Banking Crisis

AIG Offers Retention Payouts To $300K-Plus Reps

Tom Coyle US Bureau Chief 8 September 2009

AIG Offers Retention Payouts To $300K-Plus Reps

AIG plans to offer retention payouts of between 5 and 10 per cent of their annual production to independent brokers affiliated with its SagePoint Financial, FSC Securities, and Royal Alliance Associates brokerage subsidiaries who produce more than $300,000 a year in commissions and fees, media reports said.
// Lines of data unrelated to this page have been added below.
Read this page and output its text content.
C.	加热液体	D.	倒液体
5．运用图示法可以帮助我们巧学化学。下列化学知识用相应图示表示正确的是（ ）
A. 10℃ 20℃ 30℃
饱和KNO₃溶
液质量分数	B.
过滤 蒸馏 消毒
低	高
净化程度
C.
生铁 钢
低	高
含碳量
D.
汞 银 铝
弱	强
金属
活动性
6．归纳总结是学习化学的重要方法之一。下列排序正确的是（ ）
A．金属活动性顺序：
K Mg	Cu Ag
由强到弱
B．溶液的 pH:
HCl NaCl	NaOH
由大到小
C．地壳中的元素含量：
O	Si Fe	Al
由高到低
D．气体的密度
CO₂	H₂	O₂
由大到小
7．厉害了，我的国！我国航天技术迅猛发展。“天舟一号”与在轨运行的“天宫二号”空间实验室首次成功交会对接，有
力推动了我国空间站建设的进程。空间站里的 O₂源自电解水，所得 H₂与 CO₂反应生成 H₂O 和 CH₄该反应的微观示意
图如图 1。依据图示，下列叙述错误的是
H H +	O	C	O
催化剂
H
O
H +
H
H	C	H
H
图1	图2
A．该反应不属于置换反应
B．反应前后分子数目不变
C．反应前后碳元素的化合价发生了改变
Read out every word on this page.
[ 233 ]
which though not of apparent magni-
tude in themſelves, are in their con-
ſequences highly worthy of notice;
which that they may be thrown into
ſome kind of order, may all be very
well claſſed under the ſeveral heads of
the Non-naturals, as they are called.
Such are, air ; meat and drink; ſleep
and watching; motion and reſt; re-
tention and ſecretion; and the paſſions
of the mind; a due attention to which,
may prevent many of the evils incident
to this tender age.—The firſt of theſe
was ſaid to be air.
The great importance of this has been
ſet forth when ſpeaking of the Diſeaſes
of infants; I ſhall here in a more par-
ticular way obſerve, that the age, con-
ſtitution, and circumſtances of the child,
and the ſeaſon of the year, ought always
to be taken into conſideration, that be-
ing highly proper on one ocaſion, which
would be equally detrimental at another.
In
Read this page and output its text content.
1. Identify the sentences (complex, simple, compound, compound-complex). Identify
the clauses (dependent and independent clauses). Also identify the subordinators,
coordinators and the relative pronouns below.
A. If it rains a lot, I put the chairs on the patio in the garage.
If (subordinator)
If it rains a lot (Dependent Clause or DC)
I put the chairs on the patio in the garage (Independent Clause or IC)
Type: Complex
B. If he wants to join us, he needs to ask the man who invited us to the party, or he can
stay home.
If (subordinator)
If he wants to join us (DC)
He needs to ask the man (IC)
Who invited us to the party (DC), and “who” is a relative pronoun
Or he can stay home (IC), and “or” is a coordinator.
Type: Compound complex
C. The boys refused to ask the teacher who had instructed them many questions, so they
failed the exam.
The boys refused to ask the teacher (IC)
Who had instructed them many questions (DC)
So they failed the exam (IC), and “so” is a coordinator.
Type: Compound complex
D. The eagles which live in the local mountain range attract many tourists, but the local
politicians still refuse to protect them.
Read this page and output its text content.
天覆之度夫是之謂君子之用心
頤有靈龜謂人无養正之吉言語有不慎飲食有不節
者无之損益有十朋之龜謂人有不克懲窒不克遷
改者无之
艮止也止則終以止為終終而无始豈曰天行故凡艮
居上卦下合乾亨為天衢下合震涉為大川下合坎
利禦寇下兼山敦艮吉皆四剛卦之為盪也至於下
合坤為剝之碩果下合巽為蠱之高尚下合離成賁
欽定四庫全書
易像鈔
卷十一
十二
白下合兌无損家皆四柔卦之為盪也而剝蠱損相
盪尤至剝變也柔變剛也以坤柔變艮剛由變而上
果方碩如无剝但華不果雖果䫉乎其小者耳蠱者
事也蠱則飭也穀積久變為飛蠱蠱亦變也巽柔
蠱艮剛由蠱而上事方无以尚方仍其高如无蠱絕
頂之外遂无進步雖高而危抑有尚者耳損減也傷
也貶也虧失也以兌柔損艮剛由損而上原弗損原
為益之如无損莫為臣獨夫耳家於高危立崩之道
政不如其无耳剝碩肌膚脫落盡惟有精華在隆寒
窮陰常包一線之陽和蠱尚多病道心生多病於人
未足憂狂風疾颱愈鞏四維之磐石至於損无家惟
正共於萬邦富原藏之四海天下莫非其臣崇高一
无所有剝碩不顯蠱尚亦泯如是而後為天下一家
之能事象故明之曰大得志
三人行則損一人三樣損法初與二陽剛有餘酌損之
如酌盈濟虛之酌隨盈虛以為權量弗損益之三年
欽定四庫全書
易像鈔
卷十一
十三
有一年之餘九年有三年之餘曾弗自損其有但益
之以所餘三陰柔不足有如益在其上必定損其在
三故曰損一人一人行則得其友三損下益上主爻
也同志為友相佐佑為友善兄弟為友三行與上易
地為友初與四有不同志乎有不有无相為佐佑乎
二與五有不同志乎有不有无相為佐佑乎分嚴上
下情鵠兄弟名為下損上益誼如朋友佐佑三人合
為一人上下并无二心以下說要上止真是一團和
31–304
"This is not an AIG bonus program," an AIG spokeswoman told Dow Jones. "Rather, this common industry practice, conservative in its structure and limited to high-performing advisors and is designed to invest in independent, non-employee financial advisors' practices and encourage them to continue to partner with our broker-dealers, Royal Alliance, SagePoint, and FSC, to grow these businesses."

The payouts come in the form of two-year forgivable loans from AIG - that have to be paid back if brokers fail to meet agreed-on production goals.

New York-based insurer AIG is one of a few US firms including Lehman Brothers and mortgage-market makers Fannie Mae and Freddie Mac whose exposure to US residential mortgages - or to investment and insurance products tied to them - helped send the country's financial service industry into a tailspin a year ago.

AIG's chief executive Robert Benmosche recently backed away from a plan to sell the company's independent brokerage business on the grounds that a sale in this depressed market would amount to a "fire sale" of valuable assets.

AIG has however sold off other assets, and news emerged this week of the sale of its external fund management unit to Pacific Century Group of Hong Kong for around $500 million.